Пока мы справлялись с шиверой и наводили порядок в своем хозяйстве, время подошло к вечеру. Где-то там за горами солнце еще светило. Горы заломили набекрень яркие кудрявые шапки, кое-где перехваченные по вертикали стремительными оловянными лентами водопадов. А здесь, в долине, уже по-хозяйски обосновывались сумерки. Редкий кустарник стал казаться густым и плотным, берега потеряли очертания, река, торопившаяся через перекат, будто набрала голос и одна, одна во всей округе бранилась на нас, на завалившие русло камни, на берега, мешавшие ее вольному, широкому ходу.

Коснувшаяся беда не то что сблизила нас, но на какое-то время сделала покладистыми и предупредительными. И проявилось это прежде всего через Матвея. Он будто начисто выбросил из памяти обидное определение шефа и, когда мы, в ожидании ужина, устроились у костра, ни с того ни с сего добродушно сказал:

– Слушайте, шеф, в вас, как ни толкуй, очень много от человека.

В. П. поковырял сучком в костре, отдернул руку от метнувшейся вверх стайки рыжеватых искр и загадочно ответил:

– Обстоятельства…

Я не понял, что он хотел этим сказать, но главное – что он сказал хоть что-то, причем, тоном весьма миролюбивым… Да, черт возьми, все-таки сказывается жизненный опыт! Мне казалось, что после сегодняшнего диалога Матвей и шеф навсегда объявятся врагами, а оно, видишь, как повернулось. Я бы, наверное, так не сумел. Преподнеси мне Матвей нечто подобное, я не смог бы ответить тоном, каким ответил шеф. Я, конечно, понимаю, что все это неискренне: и Матвеева реплика и ответ шефа, – но ведь в том-то и одно из достоинств мудрости, что она не всегда правдива.

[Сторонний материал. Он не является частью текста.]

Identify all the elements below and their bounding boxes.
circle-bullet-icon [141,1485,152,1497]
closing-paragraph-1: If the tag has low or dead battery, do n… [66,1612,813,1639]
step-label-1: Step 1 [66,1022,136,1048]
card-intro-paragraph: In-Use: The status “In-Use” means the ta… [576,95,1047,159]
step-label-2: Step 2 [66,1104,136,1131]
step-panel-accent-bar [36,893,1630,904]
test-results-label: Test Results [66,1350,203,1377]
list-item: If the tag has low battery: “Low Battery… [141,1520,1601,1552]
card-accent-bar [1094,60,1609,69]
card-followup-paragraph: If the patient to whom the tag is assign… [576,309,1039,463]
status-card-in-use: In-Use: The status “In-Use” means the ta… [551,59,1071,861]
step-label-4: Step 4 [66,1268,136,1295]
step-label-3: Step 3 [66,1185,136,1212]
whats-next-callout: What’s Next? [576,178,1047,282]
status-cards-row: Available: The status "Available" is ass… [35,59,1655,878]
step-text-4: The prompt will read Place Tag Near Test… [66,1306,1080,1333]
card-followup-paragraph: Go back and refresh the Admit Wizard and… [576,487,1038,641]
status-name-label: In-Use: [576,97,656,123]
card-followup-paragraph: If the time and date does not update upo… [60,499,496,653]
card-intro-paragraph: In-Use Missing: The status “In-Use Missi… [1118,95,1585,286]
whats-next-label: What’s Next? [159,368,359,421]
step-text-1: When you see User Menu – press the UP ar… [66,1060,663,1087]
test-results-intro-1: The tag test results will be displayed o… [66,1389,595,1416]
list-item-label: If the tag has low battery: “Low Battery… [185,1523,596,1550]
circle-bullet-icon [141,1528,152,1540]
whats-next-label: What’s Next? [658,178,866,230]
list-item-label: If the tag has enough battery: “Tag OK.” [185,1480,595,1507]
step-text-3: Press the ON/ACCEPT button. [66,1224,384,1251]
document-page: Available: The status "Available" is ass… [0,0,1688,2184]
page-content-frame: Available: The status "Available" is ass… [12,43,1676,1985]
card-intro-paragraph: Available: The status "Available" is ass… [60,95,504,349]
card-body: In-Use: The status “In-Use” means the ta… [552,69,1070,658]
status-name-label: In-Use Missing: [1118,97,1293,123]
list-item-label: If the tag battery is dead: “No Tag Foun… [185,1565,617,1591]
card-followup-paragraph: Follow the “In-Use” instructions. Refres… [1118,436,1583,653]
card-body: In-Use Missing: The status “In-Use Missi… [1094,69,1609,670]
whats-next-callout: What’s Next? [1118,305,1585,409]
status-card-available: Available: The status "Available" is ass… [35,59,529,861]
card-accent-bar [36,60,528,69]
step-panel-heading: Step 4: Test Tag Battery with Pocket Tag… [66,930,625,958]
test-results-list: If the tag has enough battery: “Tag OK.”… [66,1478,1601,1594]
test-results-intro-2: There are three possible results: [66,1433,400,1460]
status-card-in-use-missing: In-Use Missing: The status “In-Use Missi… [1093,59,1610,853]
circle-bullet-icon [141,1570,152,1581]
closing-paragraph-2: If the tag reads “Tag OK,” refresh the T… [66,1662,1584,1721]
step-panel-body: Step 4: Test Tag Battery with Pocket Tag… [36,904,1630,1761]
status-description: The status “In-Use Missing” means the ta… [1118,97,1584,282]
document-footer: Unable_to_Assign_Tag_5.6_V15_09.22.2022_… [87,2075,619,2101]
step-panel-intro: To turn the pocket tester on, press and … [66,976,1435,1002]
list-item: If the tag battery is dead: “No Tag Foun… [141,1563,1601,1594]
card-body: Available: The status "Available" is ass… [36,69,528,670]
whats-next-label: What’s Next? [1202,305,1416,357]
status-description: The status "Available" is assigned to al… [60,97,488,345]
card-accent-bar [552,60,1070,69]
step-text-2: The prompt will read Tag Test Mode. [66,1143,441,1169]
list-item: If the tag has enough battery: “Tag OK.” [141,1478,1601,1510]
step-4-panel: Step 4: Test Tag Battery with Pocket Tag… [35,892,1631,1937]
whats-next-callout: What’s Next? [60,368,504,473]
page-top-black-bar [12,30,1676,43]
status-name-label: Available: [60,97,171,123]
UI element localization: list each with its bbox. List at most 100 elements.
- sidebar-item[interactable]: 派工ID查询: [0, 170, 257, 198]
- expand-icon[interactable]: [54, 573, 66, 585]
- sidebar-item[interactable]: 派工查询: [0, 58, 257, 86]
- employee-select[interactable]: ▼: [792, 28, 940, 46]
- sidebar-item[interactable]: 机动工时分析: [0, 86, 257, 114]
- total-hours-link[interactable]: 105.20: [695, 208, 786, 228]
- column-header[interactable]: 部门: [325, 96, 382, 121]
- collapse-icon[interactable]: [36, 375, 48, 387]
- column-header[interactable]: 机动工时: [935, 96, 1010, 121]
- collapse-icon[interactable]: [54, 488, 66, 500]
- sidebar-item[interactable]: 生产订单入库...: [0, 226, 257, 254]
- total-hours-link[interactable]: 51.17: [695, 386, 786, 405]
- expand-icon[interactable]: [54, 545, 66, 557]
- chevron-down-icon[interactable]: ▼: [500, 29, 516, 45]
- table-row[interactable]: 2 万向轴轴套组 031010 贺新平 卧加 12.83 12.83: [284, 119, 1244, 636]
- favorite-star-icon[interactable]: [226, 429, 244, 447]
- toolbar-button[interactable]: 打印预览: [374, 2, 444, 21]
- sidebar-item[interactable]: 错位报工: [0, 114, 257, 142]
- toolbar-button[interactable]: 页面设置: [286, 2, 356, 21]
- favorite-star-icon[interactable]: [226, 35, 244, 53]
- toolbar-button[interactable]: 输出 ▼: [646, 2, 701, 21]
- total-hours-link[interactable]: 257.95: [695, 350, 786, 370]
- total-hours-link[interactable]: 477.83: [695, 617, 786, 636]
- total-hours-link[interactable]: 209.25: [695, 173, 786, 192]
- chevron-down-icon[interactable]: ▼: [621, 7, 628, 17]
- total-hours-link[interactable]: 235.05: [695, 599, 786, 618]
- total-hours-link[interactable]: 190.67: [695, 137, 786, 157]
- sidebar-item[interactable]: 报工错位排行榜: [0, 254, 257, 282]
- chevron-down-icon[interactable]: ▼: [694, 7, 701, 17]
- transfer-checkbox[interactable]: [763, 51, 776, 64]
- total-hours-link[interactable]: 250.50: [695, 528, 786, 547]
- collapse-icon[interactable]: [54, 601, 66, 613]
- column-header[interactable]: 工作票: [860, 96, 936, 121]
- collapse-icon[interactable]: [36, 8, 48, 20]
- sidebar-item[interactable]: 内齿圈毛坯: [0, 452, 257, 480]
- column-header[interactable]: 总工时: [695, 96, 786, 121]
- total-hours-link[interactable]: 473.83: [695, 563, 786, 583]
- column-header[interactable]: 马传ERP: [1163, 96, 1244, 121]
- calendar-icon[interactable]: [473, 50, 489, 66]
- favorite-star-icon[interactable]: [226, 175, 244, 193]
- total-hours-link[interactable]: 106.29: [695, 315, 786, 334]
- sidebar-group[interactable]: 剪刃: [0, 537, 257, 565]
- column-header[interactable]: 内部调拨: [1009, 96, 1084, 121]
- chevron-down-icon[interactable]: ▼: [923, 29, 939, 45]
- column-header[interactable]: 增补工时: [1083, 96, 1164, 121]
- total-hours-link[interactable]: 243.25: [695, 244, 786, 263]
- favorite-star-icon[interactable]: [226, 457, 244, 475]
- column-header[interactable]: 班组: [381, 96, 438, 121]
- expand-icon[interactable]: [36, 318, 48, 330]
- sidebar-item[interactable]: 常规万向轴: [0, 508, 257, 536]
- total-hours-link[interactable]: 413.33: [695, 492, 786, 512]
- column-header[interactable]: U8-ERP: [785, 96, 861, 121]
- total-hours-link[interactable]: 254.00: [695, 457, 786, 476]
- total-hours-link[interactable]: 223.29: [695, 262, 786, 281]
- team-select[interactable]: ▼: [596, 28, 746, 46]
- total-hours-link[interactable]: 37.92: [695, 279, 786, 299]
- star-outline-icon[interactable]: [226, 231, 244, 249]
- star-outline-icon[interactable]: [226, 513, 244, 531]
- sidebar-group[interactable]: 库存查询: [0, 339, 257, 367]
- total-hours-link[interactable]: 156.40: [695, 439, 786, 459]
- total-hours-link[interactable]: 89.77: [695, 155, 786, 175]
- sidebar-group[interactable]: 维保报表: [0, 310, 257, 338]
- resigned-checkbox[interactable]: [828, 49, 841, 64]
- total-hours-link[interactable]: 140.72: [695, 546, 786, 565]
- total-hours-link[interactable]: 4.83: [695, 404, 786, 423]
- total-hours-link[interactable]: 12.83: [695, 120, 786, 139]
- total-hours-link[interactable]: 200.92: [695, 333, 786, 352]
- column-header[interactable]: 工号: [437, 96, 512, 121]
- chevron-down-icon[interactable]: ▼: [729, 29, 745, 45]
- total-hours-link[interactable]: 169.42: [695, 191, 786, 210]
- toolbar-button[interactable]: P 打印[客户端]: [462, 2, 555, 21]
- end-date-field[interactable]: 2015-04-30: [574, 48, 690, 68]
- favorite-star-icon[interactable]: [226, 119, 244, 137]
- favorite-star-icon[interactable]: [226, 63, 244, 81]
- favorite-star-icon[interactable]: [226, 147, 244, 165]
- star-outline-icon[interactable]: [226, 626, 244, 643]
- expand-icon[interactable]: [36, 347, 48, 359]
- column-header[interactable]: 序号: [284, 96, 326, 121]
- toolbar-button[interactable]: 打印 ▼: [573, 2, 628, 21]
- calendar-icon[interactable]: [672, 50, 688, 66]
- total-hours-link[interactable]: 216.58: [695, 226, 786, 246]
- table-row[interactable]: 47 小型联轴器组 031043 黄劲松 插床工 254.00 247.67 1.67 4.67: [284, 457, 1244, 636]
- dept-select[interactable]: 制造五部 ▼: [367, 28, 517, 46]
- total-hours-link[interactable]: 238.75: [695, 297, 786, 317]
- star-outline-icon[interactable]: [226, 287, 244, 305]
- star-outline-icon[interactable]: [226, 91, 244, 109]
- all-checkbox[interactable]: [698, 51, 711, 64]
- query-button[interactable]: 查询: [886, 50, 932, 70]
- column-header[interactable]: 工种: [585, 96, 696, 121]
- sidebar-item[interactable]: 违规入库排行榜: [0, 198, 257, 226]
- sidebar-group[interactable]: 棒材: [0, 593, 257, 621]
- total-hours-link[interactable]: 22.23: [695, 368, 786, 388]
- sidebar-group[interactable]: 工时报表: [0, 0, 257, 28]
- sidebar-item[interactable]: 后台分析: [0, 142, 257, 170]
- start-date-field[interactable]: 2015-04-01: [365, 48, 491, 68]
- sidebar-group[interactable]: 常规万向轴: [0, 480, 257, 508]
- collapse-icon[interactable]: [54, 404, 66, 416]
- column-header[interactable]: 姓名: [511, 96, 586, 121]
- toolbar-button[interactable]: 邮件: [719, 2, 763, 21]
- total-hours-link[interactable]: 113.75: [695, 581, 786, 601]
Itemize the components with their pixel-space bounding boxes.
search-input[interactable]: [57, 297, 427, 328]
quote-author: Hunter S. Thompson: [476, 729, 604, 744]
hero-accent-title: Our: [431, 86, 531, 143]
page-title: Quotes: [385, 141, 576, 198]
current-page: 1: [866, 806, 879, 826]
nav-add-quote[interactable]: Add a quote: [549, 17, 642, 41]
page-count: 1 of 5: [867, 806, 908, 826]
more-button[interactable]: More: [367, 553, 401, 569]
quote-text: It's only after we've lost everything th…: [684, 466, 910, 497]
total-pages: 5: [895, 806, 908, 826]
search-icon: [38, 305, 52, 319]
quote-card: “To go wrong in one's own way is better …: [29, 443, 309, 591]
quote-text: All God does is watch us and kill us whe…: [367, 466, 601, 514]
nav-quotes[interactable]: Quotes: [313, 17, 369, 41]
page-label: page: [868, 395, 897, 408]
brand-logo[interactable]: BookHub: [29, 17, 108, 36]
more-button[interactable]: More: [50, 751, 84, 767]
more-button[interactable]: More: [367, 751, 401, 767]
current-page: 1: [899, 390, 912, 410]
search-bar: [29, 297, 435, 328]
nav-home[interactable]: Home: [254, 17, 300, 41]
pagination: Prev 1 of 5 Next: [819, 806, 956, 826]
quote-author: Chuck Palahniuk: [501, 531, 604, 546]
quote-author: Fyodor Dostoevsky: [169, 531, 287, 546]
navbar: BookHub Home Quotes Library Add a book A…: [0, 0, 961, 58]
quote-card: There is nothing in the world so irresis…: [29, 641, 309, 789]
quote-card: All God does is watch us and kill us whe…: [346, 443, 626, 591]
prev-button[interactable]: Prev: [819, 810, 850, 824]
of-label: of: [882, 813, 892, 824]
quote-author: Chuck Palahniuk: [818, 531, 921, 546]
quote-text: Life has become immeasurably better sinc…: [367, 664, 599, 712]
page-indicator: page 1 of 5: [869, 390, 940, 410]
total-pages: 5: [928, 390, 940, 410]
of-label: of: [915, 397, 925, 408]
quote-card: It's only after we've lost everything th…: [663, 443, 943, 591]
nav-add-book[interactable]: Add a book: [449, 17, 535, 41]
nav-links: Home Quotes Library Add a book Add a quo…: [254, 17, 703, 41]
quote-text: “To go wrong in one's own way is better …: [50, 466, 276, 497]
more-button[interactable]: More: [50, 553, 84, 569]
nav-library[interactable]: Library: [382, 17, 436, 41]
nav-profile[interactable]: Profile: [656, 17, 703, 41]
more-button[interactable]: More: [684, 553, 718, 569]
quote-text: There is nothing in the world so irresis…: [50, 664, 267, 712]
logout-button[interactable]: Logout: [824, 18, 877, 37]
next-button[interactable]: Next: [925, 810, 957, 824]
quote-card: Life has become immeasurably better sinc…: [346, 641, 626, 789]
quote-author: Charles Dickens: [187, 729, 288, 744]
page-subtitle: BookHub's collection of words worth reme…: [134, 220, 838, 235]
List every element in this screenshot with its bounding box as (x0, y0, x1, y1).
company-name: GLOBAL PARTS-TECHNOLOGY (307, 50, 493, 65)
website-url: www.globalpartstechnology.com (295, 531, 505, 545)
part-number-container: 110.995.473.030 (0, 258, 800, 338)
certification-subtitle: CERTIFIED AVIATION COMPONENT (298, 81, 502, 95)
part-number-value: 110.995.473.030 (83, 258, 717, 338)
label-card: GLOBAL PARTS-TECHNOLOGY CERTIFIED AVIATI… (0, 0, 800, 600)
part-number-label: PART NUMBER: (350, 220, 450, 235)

Короче, худой мир лучше доброй ссоры. И коль скоро этот мир воцарился, надо делать вид, что в него веришь. Поэтому я сказал:

– Эх, сейчас бы выпить.

– А что, мальчики, я бы тоже сейчас пригубила.

Элька сидела у костра смешная и трогательная. Голова ее обвязана полотенцем, потому что на лбу, над самым носом, солидная ссадина, на левой щеке – крестик из лейкопластыря, который прикрывает еще не налившийся, но уже вполне различимый синяк, рука, левая же, ушиблена и висит на перевязи. Это уже воля шефа. Сама Элька было забрыкалась, но В. П. прямо-таки приказно потребовал:

– Эльвира Федоровна, никаких разговоров!

Элька вздохнула, достала косынку, и шеф самолично соорудил ей перевязку, замотал голову полотенцем и присадил лейкопластырь. Матвей возился с костром и никакого отношения к лекарству шефа не высказывал. Я чистил картошку и думал о том, что Элька все-таки молодец. Помотало ее изрядно, и у нее прямой повод бюллетенить. А она, едва шеф закончил врачевание, схватила котелок и двинулась к воде. Подмигнула мне с вызовом и тихонько пропела: «Трутся спиной медведи о земную ось…» А потом обеспокоенно спросила: «Аркашка, я, наверное, в таком виде на чучело похожа?». «На огородное», – уточнил я. «Я знаю», – сказала она покорно.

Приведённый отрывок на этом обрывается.